Я попробовала выпустить его наружу — тихо, робко, неуверенно, — и вдруг почувствовала себя невесомо-лёгкой и почему-то пушистой. Будто тот шарик, который давил на грудину изнутри, выскочил и теперь, — большой-большой, наполненный каким-то лёгким газом, — тянет меня вверх.
Смеяться оказалось неожиданно легко и приятно. Кажется, этого моего открытия никто из штурмовиков не заметил, а мою скованность поначалу посчитали признаком стеснительности.
Часа через два тренировок нас с Ресом окончательно накрыло. Стоило посмотреть друг на друга, и нас разбирал смех; какая уж в таких условиях тренировка! И нельзя сказать, что мы так уж устали от своего занятия, и на нервное напряжение не спишешь. Нам было смешно, просто потому что было легко и смешно. Потому что. Смешинку проглотили, иначе не скажешь.
Нелогичная реакция — смех и чувство юмора, несвойственная машинам и неразумным существам. Я потому никогда в своей жизни и не смеялась…
Глядя на нашу похрюкивающую от хохота парочку, Нирташ не выдержал и в доходчивых, не отличающихся куртуазностью выражениях послал нас обедать. То есть, это мы с Ресом перевели, что именно обедать; а так нас просто послали подальше, «проржаться, и до тех пор на глаза не показываться».
Хмурая физиономия знающего оказалась последней каплей; из тренировочного зала мы с напарником буквально выползали, цепляясь за стены и друг за друга. Должно быть, со стороны это выглядело очень забавно, учитывая разницу в росте. Хоть Рес был по меркам своей расы мелковат, но я всё равно дышала ему в подмышку.

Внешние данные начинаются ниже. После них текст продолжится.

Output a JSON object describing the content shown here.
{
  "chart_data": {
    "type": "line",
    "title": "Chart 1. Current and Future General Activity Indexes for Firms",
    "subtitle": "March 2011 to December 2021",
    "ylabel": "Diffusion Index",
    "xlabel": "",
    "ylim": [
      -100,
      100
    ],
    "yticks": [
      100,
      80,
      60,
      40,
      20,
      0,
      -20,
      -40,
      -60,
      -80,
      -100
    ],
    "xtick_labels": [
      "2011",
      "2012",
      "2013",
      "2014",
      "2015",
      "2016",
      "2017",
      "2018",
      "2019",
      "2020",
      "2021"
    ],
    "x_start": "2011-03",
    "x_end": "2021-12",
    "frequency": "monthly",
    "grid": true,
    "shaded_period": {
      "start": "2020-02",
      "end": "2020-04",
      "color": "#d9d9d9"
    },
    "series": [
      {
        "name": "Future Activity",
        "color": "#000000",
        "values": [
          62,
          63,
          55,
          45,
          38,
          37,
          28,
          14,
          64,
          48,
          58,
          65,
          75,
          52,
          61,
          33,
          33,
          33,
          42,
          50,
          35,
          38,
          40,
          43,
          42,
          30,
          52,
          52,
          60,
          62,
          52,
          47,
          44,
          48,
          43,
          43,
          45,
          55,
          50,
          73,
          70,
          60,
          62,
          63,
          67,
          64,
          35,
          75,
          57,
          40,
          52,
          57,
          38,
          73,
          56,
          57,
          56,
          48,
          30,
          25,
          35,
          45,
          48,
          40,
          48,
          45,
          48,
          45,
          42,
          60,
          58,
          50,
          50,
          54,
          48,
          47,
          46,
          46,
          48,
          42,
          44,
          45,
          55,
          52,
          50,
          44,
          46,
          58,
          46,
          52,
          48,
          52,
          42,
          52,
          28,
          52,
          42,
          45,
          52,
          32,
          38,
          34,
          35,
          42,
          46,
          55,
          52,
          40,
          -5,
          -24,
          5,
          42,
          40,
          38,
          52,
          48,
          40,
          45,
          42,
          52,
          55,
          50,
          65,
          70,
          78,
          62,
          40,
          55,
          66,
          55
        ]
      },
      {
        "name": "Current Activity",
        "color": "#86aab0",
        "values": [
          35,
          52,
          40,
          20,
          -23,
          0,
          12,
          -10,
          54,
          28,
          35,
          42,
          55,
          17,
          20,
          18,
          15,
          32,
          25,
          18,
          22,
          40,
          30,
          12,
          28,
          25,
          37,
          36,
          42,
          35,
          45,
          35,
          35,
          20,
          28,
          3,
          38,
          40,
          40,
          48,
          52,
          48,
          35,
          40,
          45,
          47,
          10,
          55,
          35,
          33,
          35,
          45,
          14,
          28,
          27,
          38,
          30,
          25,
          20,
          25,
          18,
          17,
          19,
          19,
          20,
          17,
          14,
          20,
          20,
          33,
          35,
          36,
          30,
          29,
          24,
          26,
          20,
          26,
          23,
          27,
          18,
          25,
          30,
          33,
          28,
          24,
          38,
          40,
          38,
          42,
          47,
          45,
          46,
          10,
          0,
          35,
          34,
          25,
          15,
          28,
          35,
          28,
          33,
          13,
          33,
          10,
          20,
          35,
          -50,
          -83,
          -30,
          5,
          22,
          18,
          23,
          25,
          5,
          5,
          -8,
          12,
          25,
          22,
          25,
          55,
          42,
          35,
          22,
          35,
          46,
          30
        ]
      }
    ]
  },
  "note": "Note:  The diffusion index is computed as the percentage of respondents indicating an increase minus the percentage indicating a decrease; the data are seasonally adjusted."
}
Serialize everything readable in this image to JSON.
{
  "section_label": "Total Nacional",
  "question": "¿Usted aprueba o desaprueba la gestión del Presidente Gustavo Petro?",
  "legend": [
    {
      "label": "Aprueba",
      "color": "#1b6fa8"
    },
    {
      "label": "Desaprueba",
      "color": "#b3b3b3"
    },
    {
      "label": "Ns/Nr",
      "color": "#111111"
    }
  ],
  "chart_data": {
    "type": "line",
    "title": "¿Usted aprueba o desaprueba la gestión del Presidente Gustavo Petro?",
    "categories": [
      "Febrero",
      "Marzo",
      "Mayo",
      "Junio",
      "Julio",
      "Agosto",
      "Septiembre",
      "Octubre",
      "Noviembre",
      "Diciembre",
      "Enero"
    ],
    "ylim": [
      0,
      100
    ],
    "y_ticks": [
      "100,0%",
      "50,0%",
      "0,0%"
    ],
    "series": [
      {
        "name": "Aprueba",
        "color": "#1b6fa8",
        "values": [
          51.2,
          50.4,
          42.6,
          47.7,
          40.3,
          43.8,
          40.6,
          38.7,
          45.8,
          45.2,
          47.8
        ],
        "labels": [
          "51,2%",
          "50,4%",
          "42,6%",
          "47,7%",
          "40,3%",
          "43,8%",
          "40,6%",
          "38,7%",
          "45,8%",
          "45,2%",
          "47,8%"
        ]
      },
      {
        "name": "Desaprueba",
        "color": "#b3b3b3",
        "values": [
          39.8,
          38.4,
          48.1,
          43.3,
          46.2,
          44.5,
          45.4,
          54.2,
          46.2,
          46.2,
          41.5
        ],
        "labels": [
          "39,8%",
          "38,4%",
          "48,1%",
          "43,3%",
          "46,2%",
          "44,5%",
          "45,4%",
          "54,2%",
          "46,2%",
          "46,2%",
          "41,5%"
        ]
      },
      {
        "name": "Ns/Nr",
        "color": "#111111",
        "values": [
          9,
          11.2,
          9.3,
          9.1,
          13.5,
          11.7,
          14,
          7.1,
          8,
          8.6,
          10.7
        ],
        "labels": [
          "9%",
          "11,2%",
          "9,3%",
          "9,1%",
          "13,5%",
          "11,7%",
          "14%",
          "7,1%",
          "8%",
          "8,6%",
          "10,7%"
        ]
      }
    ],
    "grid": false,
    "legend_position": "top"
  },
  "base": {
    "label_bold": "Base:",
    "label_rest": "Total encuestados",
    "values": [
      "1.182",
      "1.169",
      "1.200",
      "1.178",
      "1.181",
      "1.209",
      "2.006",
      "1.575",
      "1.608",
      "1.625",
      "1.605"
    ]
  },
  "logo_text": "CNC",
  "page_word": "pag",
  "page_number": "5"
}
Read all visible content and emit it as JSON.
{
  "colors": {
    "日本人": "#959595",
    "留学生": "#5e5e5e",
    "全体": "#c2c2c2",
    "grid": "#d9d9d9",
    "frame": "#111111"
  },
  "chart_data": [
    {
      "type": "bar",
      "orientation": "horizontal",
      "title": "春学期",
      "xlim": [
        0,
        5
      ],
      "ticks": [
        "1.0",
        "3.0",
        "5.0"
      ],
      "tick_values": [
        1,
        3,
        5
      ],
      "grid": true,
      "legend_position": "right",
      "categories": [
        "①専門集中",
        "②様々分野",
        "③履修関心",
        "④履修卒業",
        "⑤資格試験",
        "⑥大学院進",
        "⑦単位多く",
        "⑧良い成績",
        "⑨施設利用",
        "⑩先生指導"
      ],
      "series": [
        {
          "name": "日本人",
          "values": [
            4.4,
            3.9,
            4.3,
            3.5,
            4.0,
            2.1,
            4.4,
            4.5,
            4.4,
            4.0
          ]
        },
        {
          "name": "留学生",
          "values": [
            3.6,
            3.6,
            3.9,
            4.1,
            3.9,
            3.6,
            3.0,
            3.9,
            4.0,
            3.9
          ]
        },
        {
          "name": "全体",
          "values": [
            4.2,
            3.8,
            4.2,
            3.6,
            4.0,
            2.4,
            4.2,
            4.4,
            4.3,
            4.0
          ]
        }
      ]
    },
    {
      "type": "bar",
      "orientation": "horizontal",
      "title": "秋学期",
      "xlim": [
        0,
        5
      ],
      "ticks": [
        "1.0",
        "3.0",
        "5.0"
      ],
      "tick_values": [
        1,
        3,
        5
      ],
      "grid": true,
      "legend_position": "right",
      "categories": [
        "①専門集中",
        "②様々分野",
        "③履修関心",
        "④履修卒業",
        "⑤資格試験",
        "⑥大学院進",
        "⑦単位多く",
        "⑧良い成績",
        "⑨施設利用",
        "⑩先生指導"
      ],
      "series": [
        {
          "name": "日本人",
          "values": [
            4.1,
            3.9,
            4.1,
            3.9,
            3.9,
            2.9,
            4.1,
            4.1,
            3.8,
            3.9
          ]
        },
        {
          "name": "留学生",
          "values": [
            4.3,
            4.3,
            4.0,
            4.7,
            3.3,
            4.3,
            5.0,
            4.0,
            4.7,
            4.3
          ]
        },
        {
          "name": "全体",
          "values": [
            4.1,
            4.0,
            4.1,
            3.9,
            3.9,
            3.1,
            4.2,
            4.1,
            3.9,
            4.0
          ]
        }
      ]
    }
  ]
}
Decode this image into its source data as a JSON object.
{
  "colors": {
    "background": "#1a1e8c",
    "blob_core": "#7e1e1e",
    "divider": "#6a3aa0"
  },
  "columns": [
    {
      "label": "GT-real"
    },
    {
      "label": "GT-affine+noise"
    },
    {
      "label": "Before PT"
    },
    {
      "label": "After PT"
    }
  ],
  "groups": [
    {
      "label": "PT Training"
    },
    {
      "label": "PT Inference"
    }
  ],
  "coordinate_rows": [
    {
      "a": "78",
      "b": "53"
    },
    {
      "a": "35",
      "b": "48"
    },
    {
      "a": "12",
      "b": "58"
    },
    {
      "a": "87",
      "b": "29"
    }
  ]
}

Так мы и двигались к столовой: всхлипывая и погогатывая, по стеночке, периодически исторгая из себя бессвязные комментарии и взрываясь на них новым приступом хохота. Мне даже показалось, что у нас получилась необходимая тренировка: иначе, чем чтением мыслей, объяснить обострившееся взаимопонимание ничем не получалось. Каждый из нас двоих точно знал, что имеет в виду другой под «не, ну ты видел(а)!» и «ой, ла-арг!».
Отрезвление наступило, как и положено, внезапно и мучительно. Наш всхлипывающий смех вдруг смело волной чьей-то ледяной, неконтролируемой ярости, а чувство опасности буквально пригвоздило к месту, не давая сделать лишнего жеста. Вскидывая глаза, я почему-то почти не сомневалась, кого увижу, и угадала. Нос к носу мы умудрились столкнуться с пребывающим в бешенстве, причём бешенстве на грани безумия, капитаном. Я замерла, подавленная его злобой, не решаясь даже открыть рта, а Рес…
Здоровенный, жизнерадостный, уверенный в себе мужик вдруг порывистым, инстинктивным или затверженным до автоматизма движением рухнул на колени. Правда, падать ниц, чего я подсознательно ожидала, не стал; отсел по-восточному на пятки, положил руки ладонями вверх на колени и запрокинул голову, прикрыв глаза.
Бешеный оскал, виденный мной на лице капитана лишь единожды, в бою на Весенних Играх, мучительно медленно, явно через нешуточное внутреннее сопротивление, трансформировался в обыкновенную недовольную гримасу, какой Райш всегда выражал раздражение. Да и злость шер-лорда, разлитая в пространстве, стремительно пошла на убыль.